How Citigroup Hackers Easily Gained Access 371
Endoflow2010 writes "Hackers who stole the personal details of more than 200,000 Citigroup customers 'broke in through the front door' using an extremely simple technique. It has been called 'one of the most brazen bank hacking attacks' in recent years. And for the first time it has been revealed how the sophisticated cyber criminals made off with the staggering bounty of names, account numbers, email addresses and transaction histories. They simply logged on to the part of the group's site reserved for credit card customers and substituted their account numbers — which appeared in the browser's address bar — with other numbers. It allowed them to leapfrog into the accounts of other customers, with an automatic computer program letting them repeat the trick tens of thousands of times."
I did something similar (Score:5, Interesting)
I did that at a bank I was working with. It was actually a hidden form variable with the institutions username/password, but grabbing that page before it auto-submitted allowed me to pull anyone's statement. I showed it to my manager, and eventually got a promotion out of it. :-)
Re:Seriously, what the fuck! (Score:5, Interesting)
Yeah...... this was not hacking. That word has been expanded entirely way too much in much the same way Schizophrenia was used a dump bucket for psychological disorders we just did not understand yet.
Hacking, even in this context, implies there was security to begin with.
This was not a SQL injection attack. If they were posting stuff in the URL bar then that means that Citigroup's website was programmed to take the $_GET (or whatever non-PHP equivalent) and just return the data.
No validation, or even a comparison against the user profile held in the session data? Seriously?
Everything we do is AJAX with JQuery. We authenticate a user and from that point on their user profile information is stored in the session. Every API call from that point forward passes their unique ID along with the action request (even just informational requests) that get validated by our own security processes at the API level, especially before a database call is made in the first place to return data from the appropriate database for that customer/process/application. We validate who you are, what you are accessing, and what rights have been assigned to you, before you get an XML/JSON response document back from us.
Anything else, is just unwise and unprofessional. By no means, am I or the people I work with superstars. This is just the basics of anybody that approaches a project with security first, application second mentality.
According to this article, Citigroup was just wide wide WIDE the $*$%(# open. It's not hacking when asking the "question" of the web server does not initiate authentication. Citigroup literally allowed anonymous requests for information by design .
I would not even prosecute the group. Seriously.... for what? Walking into a bakery where a mentally challenged person was just freely giving away cherry pies? Was it unethical to take advantage of the poor idiot and take the cherry pie when you know that normally it cost $5? Probably. Was it stealing? I don't think so.
If anything, there should be class action suit against Citigroup by all of the members for gross negligence. How ironic is it that huge groups like this, with tons of money (some of it stolen through mortgage fraud) pay hundreds of thousands or millions of dollars and get less value than a small time development group that charges 15k-20k for a small site ?

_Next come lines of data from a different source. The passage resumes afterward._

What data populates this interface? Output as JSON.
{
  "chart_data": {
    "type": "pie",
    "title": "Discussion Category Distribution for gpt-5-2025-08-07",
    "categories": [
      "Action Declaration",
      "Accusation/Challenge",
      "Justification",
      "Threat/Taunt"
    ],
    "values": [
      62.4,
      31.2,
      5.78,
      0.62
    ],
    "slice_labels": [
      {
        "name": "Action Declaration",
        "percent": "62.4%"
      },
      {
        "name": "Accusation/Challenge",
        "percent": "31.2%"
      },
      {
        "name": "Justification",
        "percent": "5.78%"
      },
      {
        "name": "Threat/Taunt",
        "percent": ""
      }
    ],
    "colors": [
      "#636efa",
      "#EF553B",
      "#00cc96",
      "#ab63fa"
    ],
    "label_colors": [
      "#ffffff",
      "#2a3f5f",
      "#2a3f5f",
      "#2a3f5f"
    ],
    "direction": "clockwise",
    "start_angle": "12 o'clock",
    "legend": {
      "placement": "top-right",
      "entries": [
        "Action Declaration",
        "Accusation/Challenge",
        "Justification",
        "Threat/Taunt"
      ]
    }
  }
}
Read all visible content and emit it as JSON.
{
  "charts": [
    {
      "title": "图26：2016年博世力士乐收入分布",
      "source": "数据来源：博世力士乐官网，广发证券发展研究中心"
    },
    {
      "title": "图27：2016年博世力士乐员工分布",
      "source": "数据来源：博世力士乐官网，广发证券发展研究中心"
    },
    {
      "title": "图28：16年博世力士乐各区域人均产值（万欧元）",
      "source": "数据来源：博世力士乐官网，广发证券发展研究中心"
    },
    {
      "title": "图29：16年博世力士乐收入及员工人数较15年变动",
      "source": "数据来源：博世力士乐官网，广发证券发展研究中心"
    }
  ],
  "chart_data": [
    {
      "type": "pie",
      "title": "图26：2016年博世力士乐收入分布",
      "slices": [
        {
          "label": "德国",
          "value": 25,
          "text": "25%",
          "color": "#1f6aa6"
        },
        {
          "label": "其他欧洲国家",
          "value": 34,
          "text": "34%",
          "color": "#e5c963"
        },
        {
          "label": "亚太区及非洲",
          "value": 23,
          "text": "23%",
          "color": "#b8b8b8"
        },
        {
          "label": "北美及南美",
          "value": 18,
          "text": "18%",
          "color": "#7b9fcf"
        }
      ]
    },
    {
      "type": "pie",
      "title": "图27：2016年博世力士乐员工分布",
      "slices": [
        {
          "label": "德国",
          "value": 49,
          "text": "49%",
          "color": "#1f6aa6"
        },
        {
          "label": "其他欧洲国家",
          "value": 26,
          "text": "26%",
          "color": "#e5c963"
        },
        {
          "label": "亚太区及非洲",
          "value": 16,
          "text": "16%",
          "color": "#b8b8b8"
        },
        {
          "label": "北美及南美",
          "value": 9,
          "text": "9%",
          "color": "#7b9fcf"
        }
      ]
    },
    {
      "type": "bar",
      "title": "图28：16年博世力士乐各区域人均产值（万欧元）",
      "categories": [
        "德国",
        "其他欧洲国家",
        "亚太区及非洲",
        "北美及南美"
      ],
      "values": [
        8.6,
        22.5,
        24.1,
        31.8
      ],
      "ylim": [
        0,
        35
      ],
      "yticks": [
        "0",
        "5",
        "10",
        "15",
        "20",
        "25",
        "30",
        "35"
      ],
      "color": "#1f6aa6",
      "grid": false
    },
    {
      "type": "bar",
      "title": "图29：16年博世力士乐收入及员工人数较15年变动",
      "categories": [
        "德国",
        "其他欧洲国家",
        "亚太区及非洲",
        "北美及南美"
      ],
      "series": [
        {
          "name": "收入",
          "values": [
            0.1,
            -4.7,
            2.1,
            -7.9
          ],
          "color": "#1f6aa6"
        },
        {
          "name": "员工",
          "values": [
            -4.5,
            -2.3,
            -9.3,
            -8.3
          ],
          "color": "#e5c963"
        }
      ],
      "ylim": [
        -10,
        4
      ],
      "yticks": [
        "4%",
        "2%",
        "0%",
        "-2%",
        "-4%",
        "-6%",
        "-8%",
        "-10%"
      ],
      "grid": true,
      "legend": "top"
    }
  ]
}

It's deliciously stupid that the biggest groups are programmed by morons, and that the smaller websites are actually programmed to be more secure.
I'd like to say I can't believe it, but I know too many stories where half million dollar websites are running on $50k worth of hardware, with IT budgets that allow judicious use of hookers and blow, and yet they can't program themselves out of a wet cardboard box, let alone prevent SQL injection attacks.
The wonderful stupidity....
Re:WTF (Score:2, Interesting)
Second, why is this a surprise to this security "expert"? Anyone who has done development for a website with dynamic content would be familiar with passing information through the url. This is like web design 101. If I logged into my credit card account and saw my CC number in the URL bar the FIRST thing I would think of would be: "what would happen if I typed in another number in there." Security expert my ass, no wonder why some companies have this happen to them, look at the people they hire to test and investigate their systems!
I made another comment about how awesomely stupid this is, but yeah. If you see your account number in the URL bar stop the service and find another company.
There should be NOTHING in the URL bar. NOTHING. Just the page. At most you should see www.demo.com/accounts
If you are actually going to be secure than a credit card number should passed in a secure AJAX call, where it gets encrypted first in JQuery, than passed to a php page server side, where it uses it's own API credentials to process the call fully, including security verification from the session AND passed data in the call, BEFORE returning a JSON document to the client side where it can do its job and update the page.
$_GET should be totally deprecated in its use. I take that back. We used it sometimes to reference the API function call we are making internally in the past. So it being used as a functional way to access different functions is okay. However, even that behavior should transition over to the XML docs containing the function being requested. Our systems currently support both for legacy applications.
$_GET is not secure. Period. Why? It is not just the rest of the world you are securing yourself against, but the USER AS WELL.